Conservative Treatment: Among those with thoracic outlet syndrome, approximately P-70 of those diagnosed with nTOS improve significantly with physical therapy and lifestyle changes alone and do not require surgery.

When should you consult a Cardiovascular Surgeon?

Consulting the right specialist at the right time is the most important step for a successful outcome.

Conditions Requiring Emergency Referral (Suspicion of Vascular TOS):

  • Sudden onset of light and bruising in the arm
  • Marked pallor and paleness of the arm and hand
  • Weak or absent pulse in the affected arm
  • Wounds on fingers that do not heal

If any of these symptoms are present, an emergency room or a Cardiovascular Surgeon should be consulted immediately.

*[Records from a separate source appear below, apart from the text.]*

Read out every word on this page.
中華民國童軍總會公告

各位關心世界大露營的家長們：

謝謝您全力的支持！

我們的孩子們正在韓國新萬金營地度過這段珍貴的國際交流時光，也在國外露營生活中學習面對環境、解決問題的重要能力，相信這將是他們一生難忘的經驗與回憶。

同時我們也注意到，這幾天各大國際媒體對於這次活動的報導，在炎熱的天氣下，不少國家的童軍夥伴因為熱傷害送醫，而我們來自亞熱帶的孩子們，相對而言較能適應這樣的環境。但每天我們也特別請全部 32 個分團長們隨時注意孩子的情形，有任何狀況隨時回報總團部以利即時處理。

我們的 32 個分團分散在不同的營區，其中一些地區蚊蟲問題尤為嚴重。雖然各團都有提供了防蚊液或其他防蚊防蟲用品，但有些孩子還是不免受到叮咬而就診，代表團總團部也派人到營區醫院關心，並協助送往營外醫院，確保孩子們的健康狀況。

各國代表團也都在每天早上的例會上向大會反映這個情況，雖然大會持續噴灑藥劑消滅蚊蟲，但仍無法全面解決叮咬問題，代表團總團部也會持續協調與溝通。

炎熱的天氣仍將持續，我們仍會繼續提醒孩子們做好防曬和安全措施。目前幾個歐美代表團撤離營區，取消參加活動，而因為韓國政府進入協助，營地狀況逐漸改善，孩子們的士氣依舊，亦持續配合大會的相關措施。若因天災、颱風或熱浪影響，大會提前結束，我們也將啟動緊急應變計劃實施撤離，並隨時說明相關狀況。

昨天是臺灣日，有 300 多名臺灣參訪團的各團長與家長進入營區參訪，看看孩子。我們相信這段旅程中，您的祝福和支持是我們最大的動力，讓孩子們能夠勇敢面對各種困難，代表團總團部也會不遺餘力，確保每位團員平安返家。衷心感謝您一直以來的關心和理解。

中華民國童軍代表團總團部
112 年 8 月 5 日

Conditions Requiring a Planned Referral (Neurogenic TOS):

  • If you have been diagnosed with neutrogenic TOS
  • If you have not responded to at least 3-6 months of regular and supervised conservative treatment (physical therapy, etc.)
  • If your complaints continue to seriously impair your quality of life

In this situation, it is appropriate to consult a Cardiovascular Surgeon experienced in TOS to discuss surgical options and the next step in the treatment plan. Expertise and a multidisciplinary approach to the management of this complex syndrome is the key to achieving the best outcome.